Na de aftrap van Roos van Vugt als dagvoorzitter doken Peter Kerkhof, Peeter Verlegh en Ronald Voorn de wetenschappelijke materie in. Zij hebben onderzoek gedaan naar de rol van positieve en negatieve posts rondom merken. Daar kwamen dingen uit die we allemaal wel vermoedden, maar die nu ook wetenschappelijk onderbouwd zijn. En dat is natuurlijk fijn. Een aantal bevindingen:

  • negatieve reviews hebben geen of maar een klein effect op sales.
  • positieve word-of-mouth heeft een groter effect dan negatieve.
  • de grootste aanwezigheid van merken online is in de vorm van webcare; dit heeft aanzienlijke impact op de sentimentbeleving, want:
  • de aanwezigheid van merken op socials vermindert het negatieve sentiment.

Via webcare en online aanwezig zijn als merk lijkt dus effectief te zijn en te zorgen voor een menselijk gezicht en een positieve beleving van je merk. Sociale netwerken, met name Twitter, worden zakelijker en effectiever ingezet dan vroeger, het hippietijdperk op Twitter lijkt voorbij.

Bijsmaakje

Na deze wetenschappelijke uiteenzetting gingen we door naar McDonald’s, die de inzet van social voor de opbouw en behoud van hun fanbase toelichtte. Ze hebben een Facebookpagina en eigen themasites, maar gebruiken verder nog geen andere social media. Eunice Koekkoek en Anneli Rispens lichtten de twee uitersten van de perceptie van de buitenwereld toe: de happy world en de troubled world, waarbij de laatste natuurlijk staat voor de vele haters van het merk. Maar het was voornamelijk een vrij Amerikaans aandoend verhaal over de happy world, waarin veel plaatjes van de producten langskwamen.

De strategie van McDonald’s behelst een aantal onderdelen:

  • Branded content: via advertorials in bladen, bijvoorbeeld over de herkomst van de producten.
  • Branded buzz: de aankondiging van het grotere bakje fritessaus zorgde vanzelf voor buzz rondom het merk.
  • Storytelling: zoals het verhaal van opa Ab, die door een glutenvrije burger nu eindelijk ook bij de Mac kan eten.
  • Brand experience: het McCafé in Hoorn met een salade- en koffiebar.
  • Influencer engagement: het gebruiken van bloggers en vloggers om het merk te boosten.
  • Stakeholder engagement: vanaf juni wordt Twitter ook ingezet.
  • Customer engagement: speciale sites met meer informatie over voeding en herkomst, en fansites met beloningen.

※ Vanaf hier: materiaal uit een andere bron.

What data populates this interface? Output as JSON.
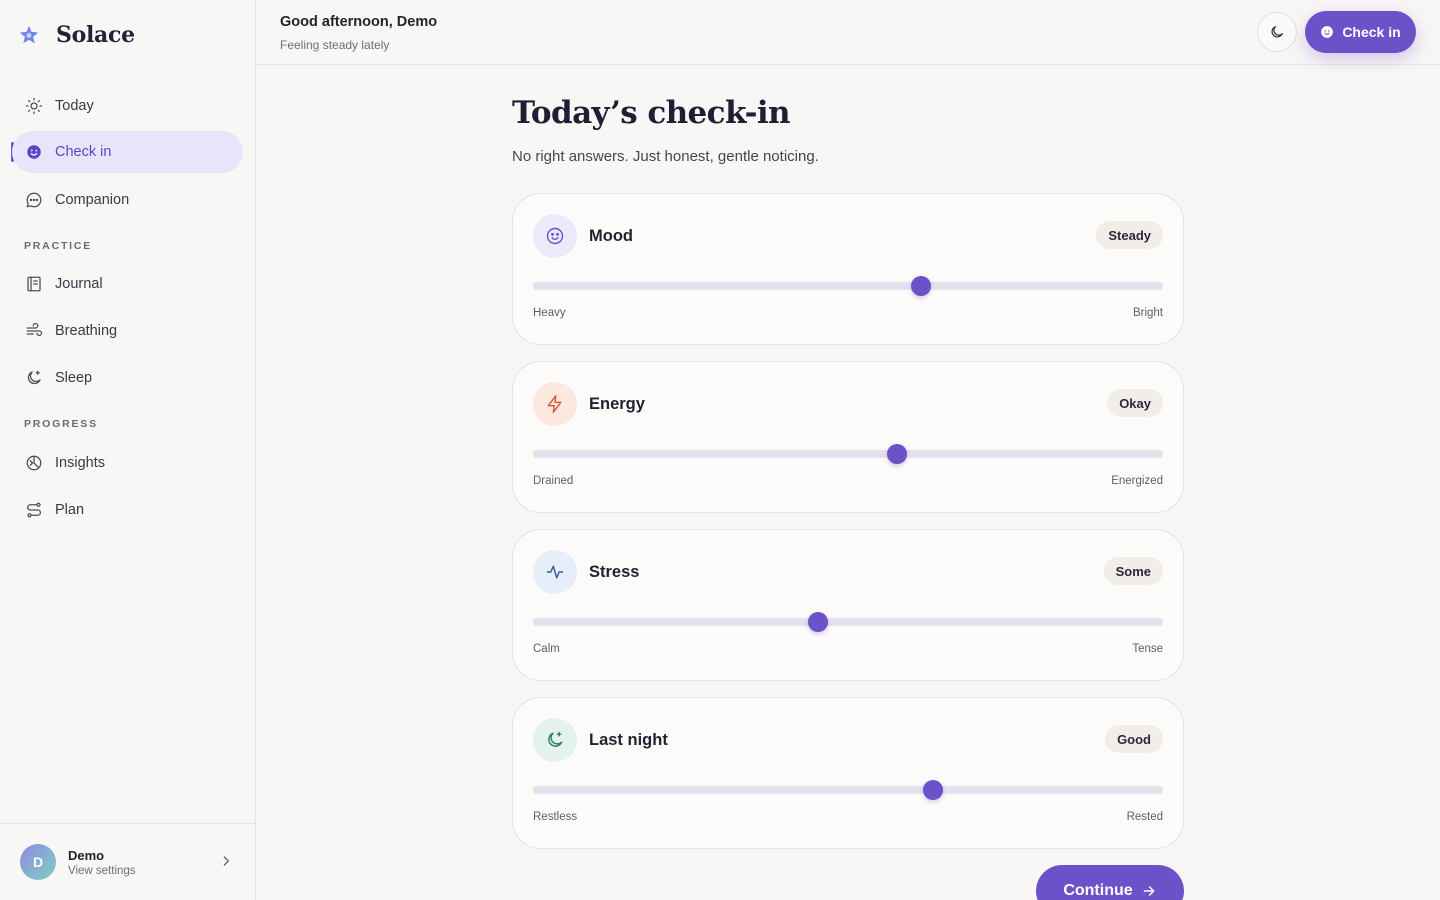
{
  "app": {
    "name": "Solace"
  },
  "sidebar": {
    "top_items": [
      {
        "label": "Today",
        "icon": "sun-icon"
      },
      {
        "label": "Check in",
        "icon": "smile-icon",
        "active": true
      },
      {
        "label": "Companion",
        "icon": "chat-icon"
      }
    ],
    "practice_label": "PRACTICE",
    "practice_items": [
      {
        "label": "Journal",
        "icon": "journal-icon"
      },
      {
        "label": "Breathing",
        "icon": "wind-icon"
      },
      {
        "label": "Sleep",
        "icon": "moon-star-icon"
      }
    ],
    "progress_label": "PROGRESS",
    "progress_items": [
      {
        "label": "Insights",
        "icon": "insights-icon"
      },
      {
        "label": "Plan",
        "icon": "route-icon"
      }
    ],
    "user": {
      "initial": "D",
      "name": "Demo",
      "sub": "View settings"
    }
  },
  "header": {
    "greeting": "Good afternoon, Demo",
    "subtitle": "Feeling steady lately",
    "checkin_label": "Check in"
  },
  "main": {
    "title": "Today’s check-in",
    "subtitle": "No right answers. Just honest, gentle noticing.",
    "cards": [
      {
        "title": "Mood",
        "badge": "Steady",
        "left": "Heavy",
        "right": "Bright",
        "value": 0.616,
        "icon": "smile-icon",
        "icon_bg": "#ece9fb",
        "icon_color": "#6b52c9"
      },
      {
        "title": "Energy",
        "badge": "Okay",
        "left": "Drained",
        "right": "Energized",
        "value": 0.578,
        "icon": "lightning-icon",
        "icon_bg": "#fde8df",
        "icon_color": "#d8583a"
      },
      {
        "title": "Stress",
        "badge": "Some",
        "left": "Calm",
        "right": "Tense",
        "value": 0.452,
        "icon": "pulse-icon",
        "icon_bg": "#e6eefa",
        "icon_color": "#3a5c94"
      },
      {
        "title": "Last night",
        "badge": "Good",
        "left": "Restless",
        "right": "Rested",
        "value": 0.635,
        "icon": "moon-star-icon",
        "icon_bg": "#e3f3ec",
        "icon_color": "#2f7a5c"
      }
    ],
    "continue_label": "Continue"
  }
}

Op Facebook is McDonald’s er voor de fans, niet voor de haters. Ze verdedigen zich dus niet steeds en haters worden verwijderd. Daardoor is er vooral positiviteit op Facebook, met minder dan 2 procent negatief sentiment en een grote fanbase van 460.782 fans.

Bij dit verhaal vroeg ik me echter vooral af hoe en of ze negatief sentiment aanpakken. Er zijn minstens zoveel haters als lovers, maar die kant bleef onderbelicht.

Lekker gewoon

SNS hield een verhaal over data-analyse. Dat klinkt saaier dan het is, want het was een leuk inzicht in de gemiddelde SNS’er. Tenminste, inzicht in de mensen die met SNS interacteren op social media. Ze houden van RTL 4, Roy Donders en voetbal. Uit hun posts blijkt dat ze zich vooral druk maken om Zwarte Piet en om zaken uit hun eigen buurt.

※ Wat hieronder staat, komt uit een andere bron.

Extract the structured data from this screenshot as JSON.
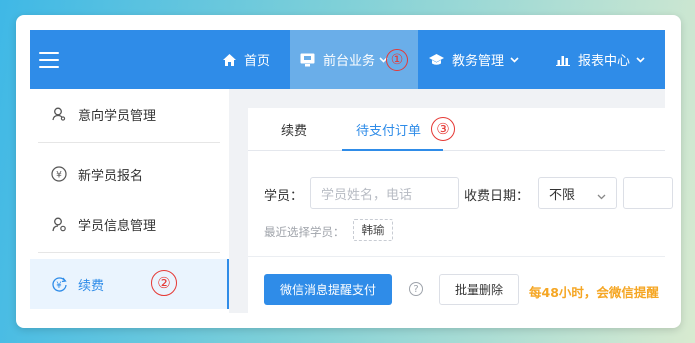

En ze zijn ook bezig met hypotheken. SNS past daarom de productproposities en haar uitingen aan deze inzichten aan. Ze laten in hun advertenties mensen zien die vissen en bij de Jumbo boodschappen doen (want dat weten ze van hun achterban). Zodra de klant op social actief is en interacteert met SNS, volgen ze een vast aantal stappen (zie onder). Door dit inzicht kan SNS goed kunnen inspelen op de wensen van klanten.

Niet nieuw wellicht, maar een mooi voorbeeld van datagebruik, effectiever en creatiever dan alleen de wekelijks rapportages over wat je socials doen.

Hoe krijg je ze mee?

Als socialmedia-adviseur kom ik vaak bij organisaties die graag meer social willen dóen, maar die dat helemaal niet zíjn, laat staan hun medewerkers. Daarom volgde ik met interesse de paneldiscussie over digitale gedragsverandering. Welke verandering moeten organisaties en medewerkers doormaken om echt social te worden?

Social media zijn van ‘dorm room toy‘ geëvolueerd naar ‘board room tool‘. “Iedereen” moet er ineens op. Medewerkers zijn natuurlijk prima ambassadeurs, berichten van medewerkers worden als authentieker gezien dan berichten vanuit het corporate account. Maar als bedrijf moet je dan heel goed duidelijk kunnen maken aan je medewerkers waarom ze op social media actief moeten worden. En de medewerkers moeten zich wel prettig en veilig voelen om online te praten over hun werk.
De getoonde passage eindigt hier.